Иоанн Богослов, вводя новое для Св. Писания понятие Логос Λογος: Слово – тем самым связывает библейское учение о Боге с высшими достижениями греческой философии, которые сконцентрированы в гераклитовском и стоическом понятии ЛОГОС. Не случайно Иоанн последние годы своей проповеди провел в городе ЭФЕС, где за 600 лет до него создавал свое учение о ЛОГОСЕ Гераклит Эфесский. Идея Логоса есть представление о мире как о гармонично согласованном, разумном целом. Внутри этого целого, по словам Гераклита, “все течет”, “нельзя дважды войти в одну и ту же реку”, ибо в каждый момент это уже другая река. Вещи и даже субстанции вещей переходят, перетекают друг в друга, но во всем этом есть нечто неизменное: ЛОГОС – ритм взаимоперехода, законосообразность взаимоотношений вещей.  Иоанн говорит: “в Нем была жизнь”– Логос же есть внутренняя структура и ритм этой вечной жизни.
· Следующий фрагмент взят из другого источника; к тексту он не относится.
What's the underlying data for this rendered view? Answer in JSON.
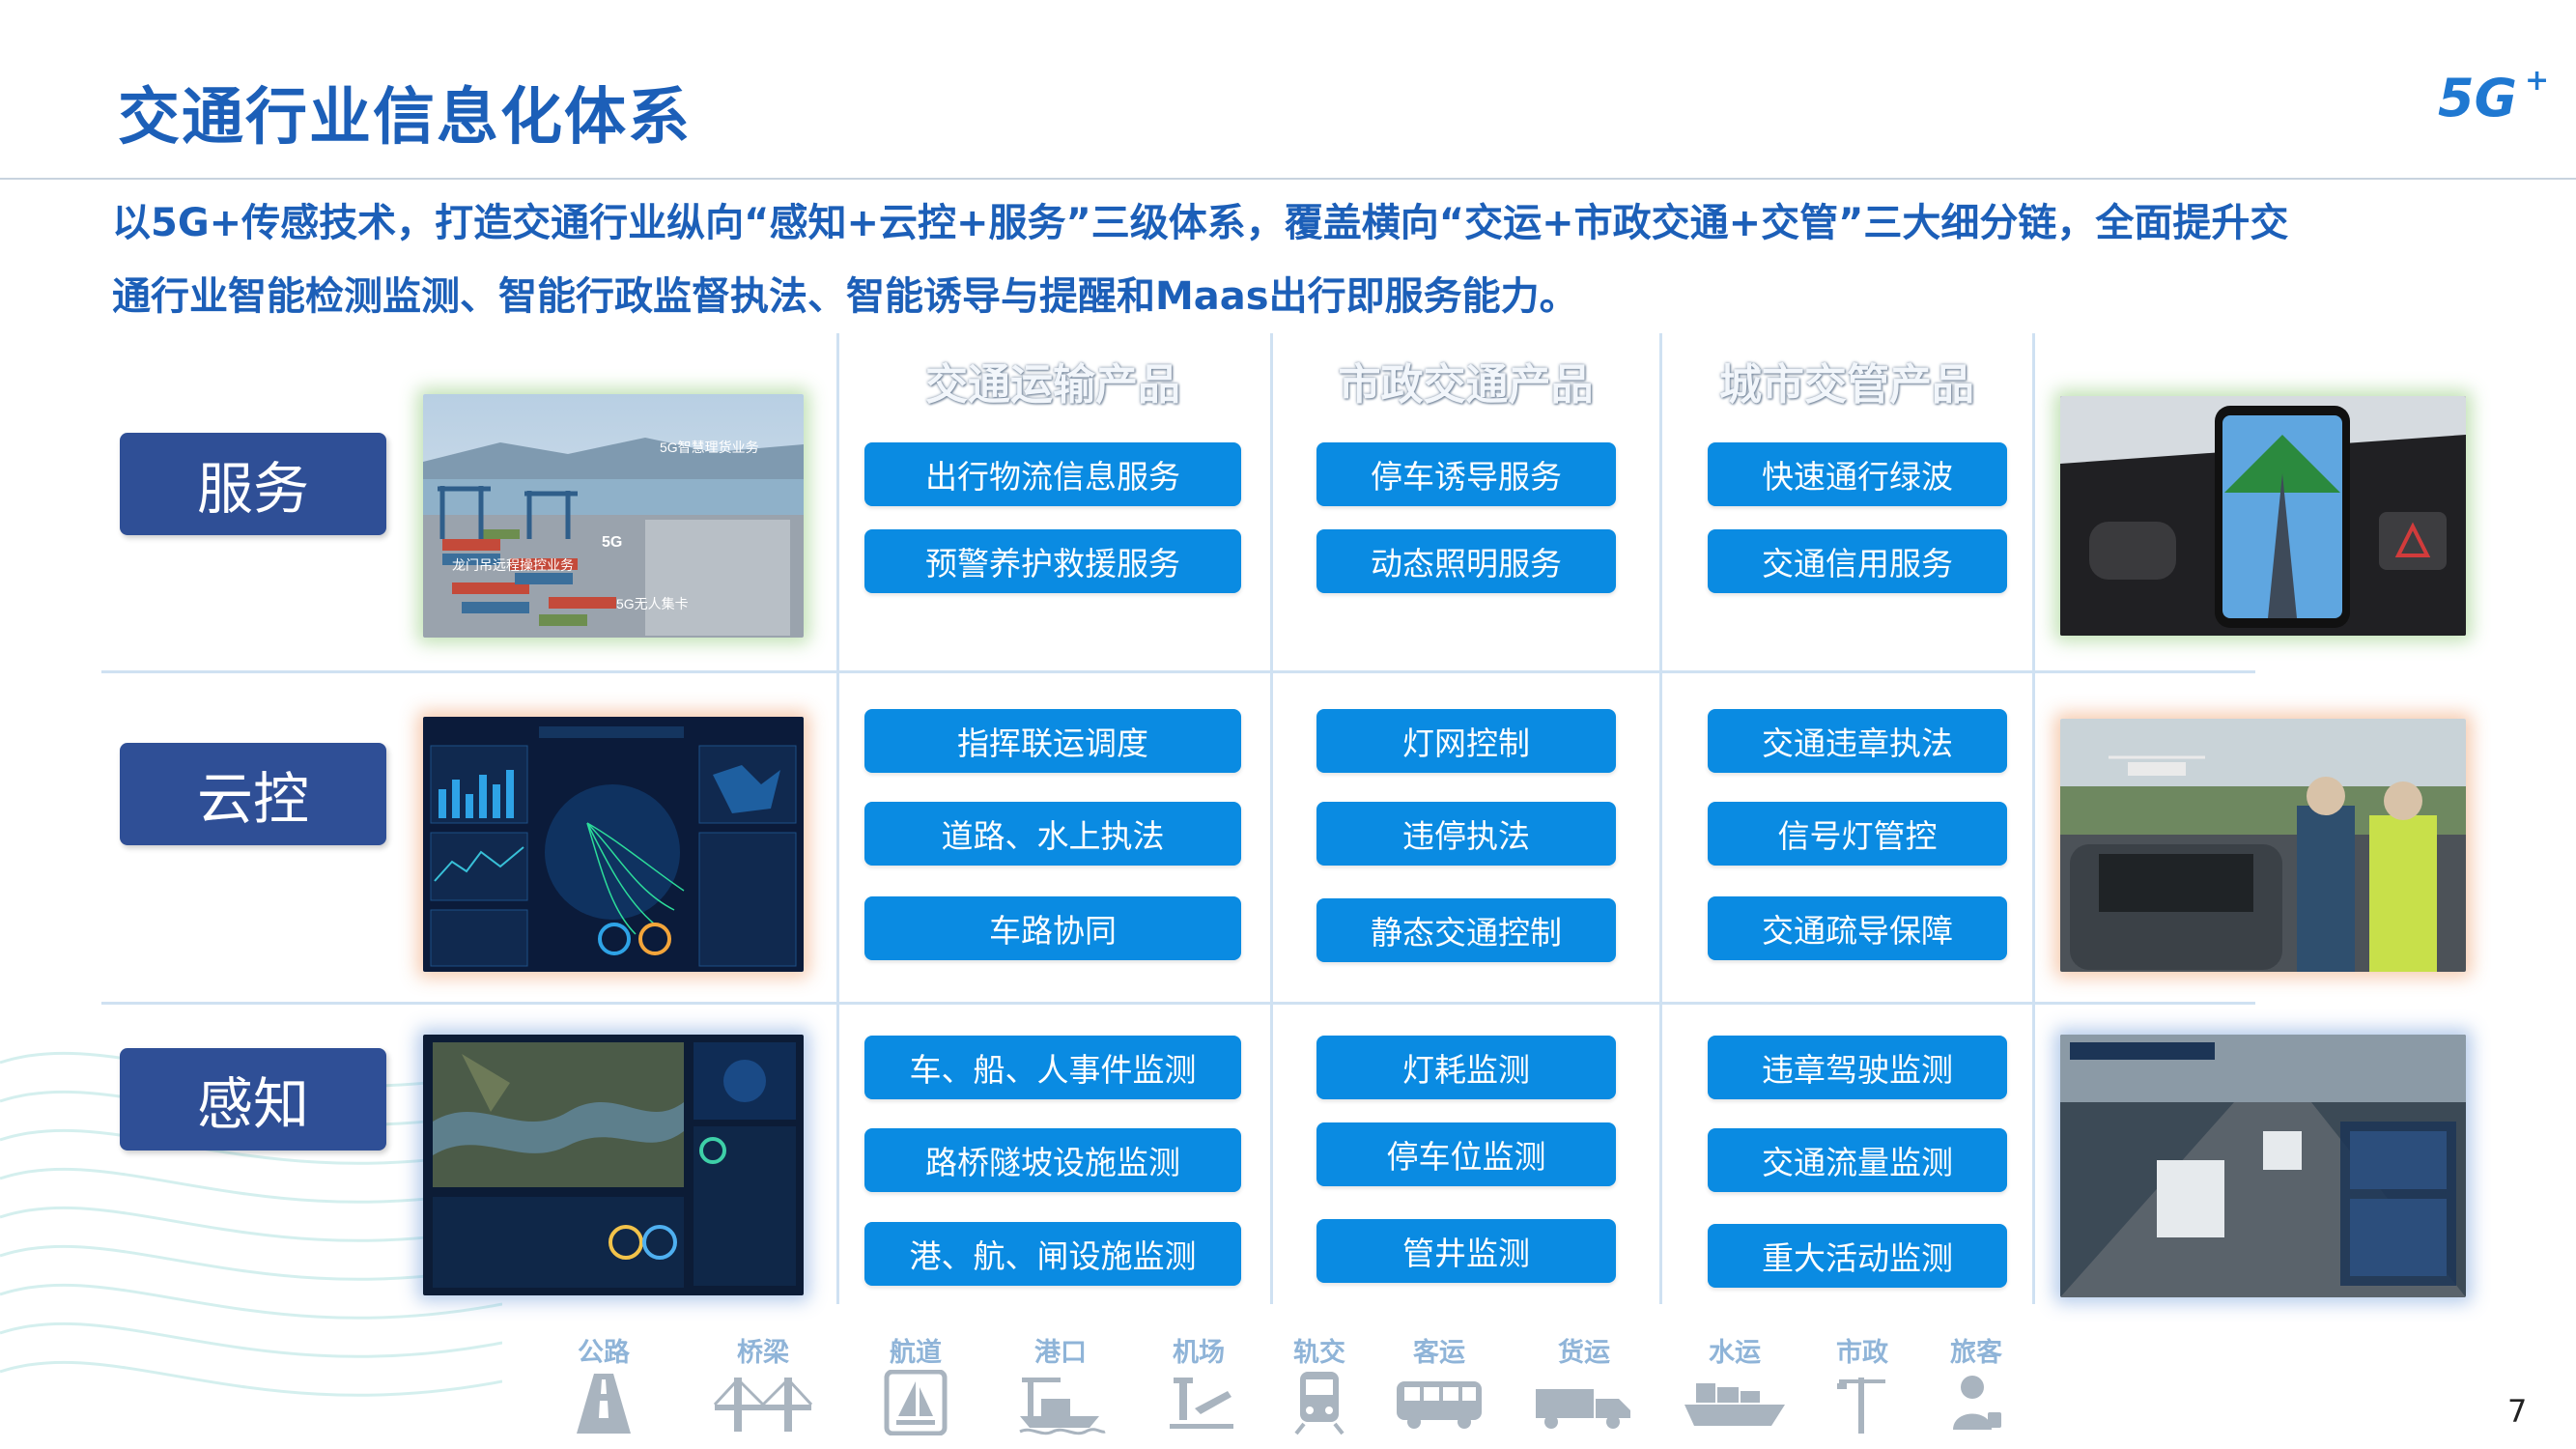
{
  "header": {
    "title": "交通行业信息化体系",
    "logo_text": "5G",
    "logo_plus": "+"
  },
  "intro": {
    "line1": "以5G+传感技术，打造交通行业纵向“感知+云控+服务”三级体系，覆盖横向“交运+市政交通+交管”三大细分链，全面提升交",
    "line2": "通行业智能检测监测、智能行政监督执法、智能诱导与提醒和Maas出行即服务能力。"
  },
  "columns": [
    "交通运输产品",
    "市政交通产品",
    "城市交管产品"
  ],
  "rows": [
    {
      "label": "服务",
      "left_photo": {
        "captions": [
          "5G智慧理货业务",
          "5G",
          "龙门吊远程操控业务",
          "5G无人集卡"
        ]
      },
      "transport": [
        "出行物流信息服务",
        "预警养护救援服务"
      ],
      "municipal": [
        "停车诱导服务",
        "动态照明服务"
      ],
      "police": [
        "快速通行绿波",
        "交通信用服务"
      ]
    },
    {
      "label": "云控",
      "transport": [
        "指挥联运调度",
        "道路、水上执法",
        "车路协同"
      ],
      "municipal": [
        "灯网控制",
        "违停执法",
        "静态交通控制"
      ],
      "police": [
        "交通违章执法",
        "信号灯管控",
        "交通疏导保障"
      ]
    },
    {
      "label": "感知",
      "transport": [
        "车、船、人事件监测",
        "路桥隧坡设施监测",
        "港、航、闸设施监测"
      ],
      "municipal": [
        "灯耗监测",
        "停车位监测",
        "管井监测"
      ],
      "police": [
        "违章驾驶监测",
        "交通流量监测",
        "重大活动监测"
      ]
    }
  ],
  "categories": [
    {
      "label": "公路",
      "icon": "road-icon"
    },
    {
      "label": "桥梁",
      "icon": "bridge-icon"
    },
    {
      "label": "航道",
      "icon": "sail-icon"
    },
    {
      "label": "港口",
      "icon": "port-icon"
    },
    {
      "label": "机场",
      "icon": "airport-icon"
    },
    {
      "label": "轨交",
      "icon": "train-icon"
    },
    {
      "label": "客运",
      "icon": "bus-icon"
    },
    {
      "label": "货运",
      "icon": "truck-icon"
    },
    {
      "label": "水运",
      "icon": "ship-icon"
    },
    {
      "label": "市政",
      "icon": "streetlight-icon"
    },
    {
      "label": "旅客",
      "icon": "passenger-icon"
    }
  ],
  "page_number": "7",
  "colors": {
    "title_blue": "#1c5fb8",
    "label_box": "#2f4f96",
    "pill_blue": "#0a8be2",
    "icon_grey": "#a9b4bf"
  }
}
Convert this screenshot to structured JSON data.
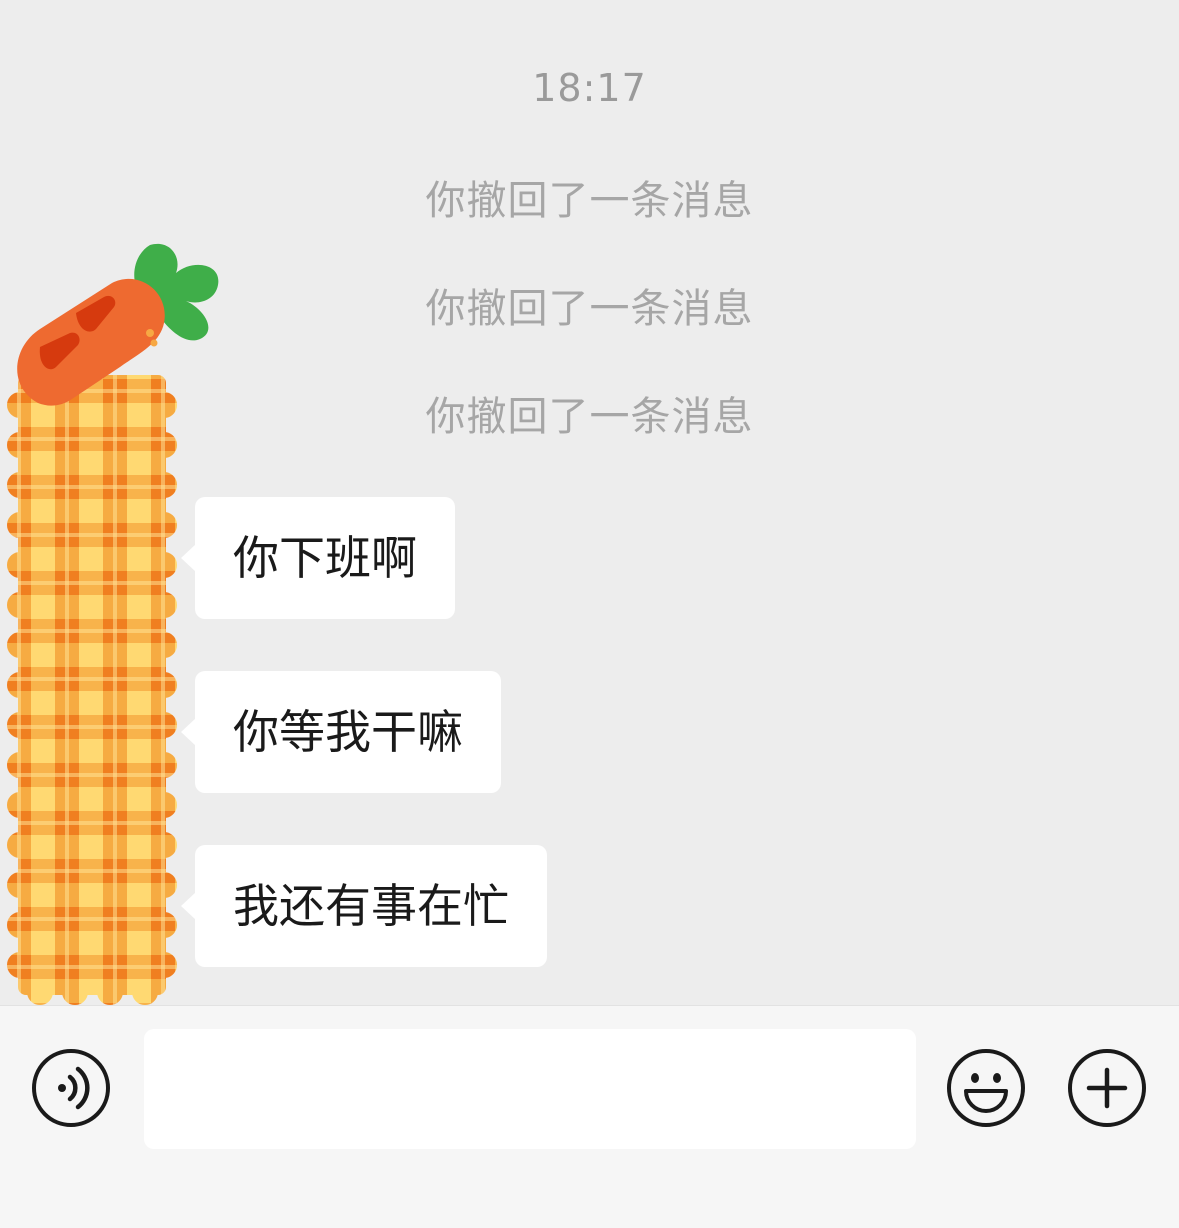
{
  "chat": {
    "timestamp": "18:17",
    "recalled": [
      {
        "text": "你撤回了一条消息"
      },
      {
        "text": "你撤回了一条消息"
      },
      {
        "text": "你撤回了一条消息"
      }
    ],
    "messages": [
      {
        "text": "你下班啊"
      },
      {
        "text": "你等我干嘛"
      },
      {
        "text": "我还有事在忙"
      }
    ]
  },
  "input_bar": {
    "voice_icon": "voice-icon",
    "emoji_icon": "smiley-icon",
    "plus_icon": "plus-icon",
    "text_value": ""
  },
  "colors": {
    "background": "#ededed",
    "bubble": "#ffffff",
    "system_text": "#a6a6a6",
    "carrot_orange": "#ee6a30",
    "leaf_green": "#3fae49",
    "plaid_orange": "#f5922f",
    "plaid_yellow": "#ffd972"
  }
}
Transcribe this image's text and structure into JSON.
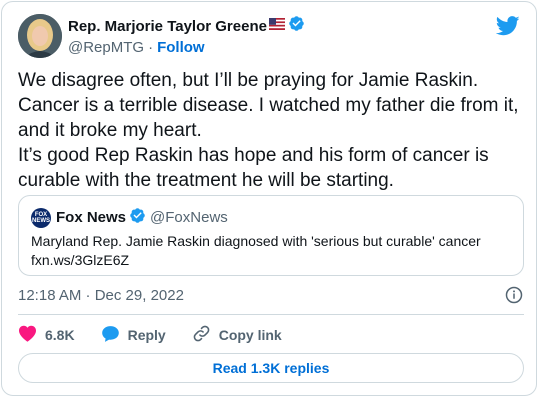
{
  "author": {
    "display_name": "Rep. Marjorie Taylor Greene",
    "handle": "@RepMTG",
    "separator": "·",
    "follow_label": "Follow"
  },
  "tweet": {
    "lines": [
      "We disagree often, but I’ll be praying for Jamie Raskin.",
      "Cancer is a terrible disease.  I watched my father die from it,",
      "and it broke my heart.",
      "It’s good Rep Raskin has hope and his form of cancer is",
      "curable with the treatment he will be starting."
    ]
  },
  "quote": {
    "avatar_text": "FOX NEWS",
    "name": "Fox News",
    "handle": "@FoxNews",
    "text": "Maryland Rep. Jamie Raskin diagnosed with 'serious but curable' cancer",
    "link": "fxn.ws/3GlzE6Z"
  },
  "meta": {
    "timestamp": "12:18 AM · Dec 29, 2022"
  },
  "actions": {
    "likes": "6.8K",
    "reply_label": "Reply",
    "copy_link_label": "Copy link"
  },
  "replies_button": "Read 1.3K replies",
  "colors": {
    "accent_blue": "#1d9bf0",
    "link_blue": "#006fd6",
    "like_pink": "#f91880",
    "muted": "#536471",
    "border": "#cfd9de"
  },
  "icons": [
    "verified-badge-icon",
    "us-flag-icon",
    "twitter-bird-icon",
    "info-icon",
    "heart-icon",
    "reply-bubble-icon",
    "link-icon"
  ]
}
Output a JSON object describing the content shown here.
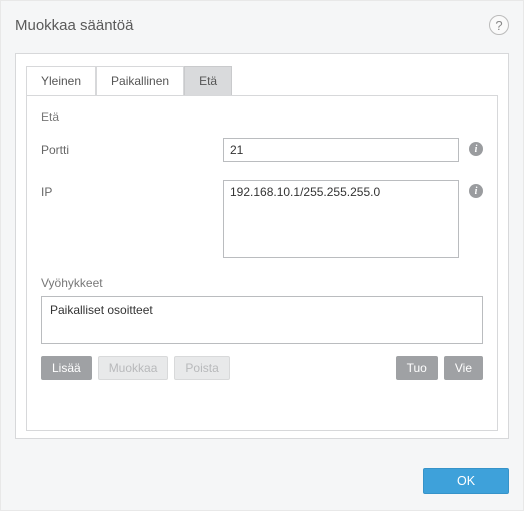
{
  "window": {
    "title": "Muokkaa sääntöä"
  },
  "tabs": {
    "general": "Yleinen",
    "local": "Paikallinen",
    "remote": "Etä"
  },
  "remote": {
    "heading": "Etä",
    "port_label": "Portti",
    "port_value": "21",
    "ip_label": "IP",
    "ip_value": "192.168.10.1/255.255.255.0"
  },
  "zones": {
    "label": "Vyöhykkeet",
    "items": [
      "Paikalliset osoitteet"
    ]
  },
  "buttons": {
    "add": "Lisää",
    "edit": "Muokkaa",
    "delete": "Poista",
    "import": "Tuo",
    "export": "Vie",
    "ok": "OK"
  }
}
Понятие ЛОГОСА, отодвинутое на второй план у Платона и Аристотеля (которые при этом детально проработали вопрос о соотношении мира идей и форм с миром вещей), возрождается у стоиков, сыгравших большую роль в подготовке греко-римского мира к принятию христианства. Стоики описывают ЛОГОС как эфирно-огненную, тонкоматериальную душу космоса, как совокупность формообразующих потенций и сил, которые они называли “семенными логосами”, от которых “зачинаются вещи”. Именно эллинскому гению мы обязаны представлением о том, что мир, бытие, вещи имеют свой внутренний закон, порядок, Логос. Но только Иоанн Богослов поднимает понятие ЛОГОСА на предельную высоту, отождествляя Его с Сыном Божиим, с Божественным Светом, с видимым образом невидимого Бога; Бог, таким образом, тоже имеет Свой ЛОГОС, или Сам Логос имеет Божественный статус. В этом представлении о внутренней разумности, закономерности бытия лежит основной пафос и предпосылка классической европейской философии, а также современной науки.

Поскольку для исхождения Божественной природы вовне, для зримого самовыражения невидимого Бога твердо установлено паламитское понятие: ЭНЕРГИЯ, то Логос можно понимать как ту же Энергию под аспектом формы, структуры, внутренней организации. В этом аспекте Божественная Энергия есть также Божественная Мысль и Божественное Слово, а мир “окрест Божества”, мир Божественных Энергий, Царство Божие есть мир несотворенных, предвечных Божественных Идей, Царство Логоса, царство разума и смысла. В более узком смысле, в отличие от логосного аспекта понятие Энергии выражает динамический, действующий, волевой аспект того же Божественного Самовыражения и Самоисхождения. Третий же аспект Энергии: онтологический, сущностный, субстанциональный, природный, тач что можно говорить даже о Божественной Материи.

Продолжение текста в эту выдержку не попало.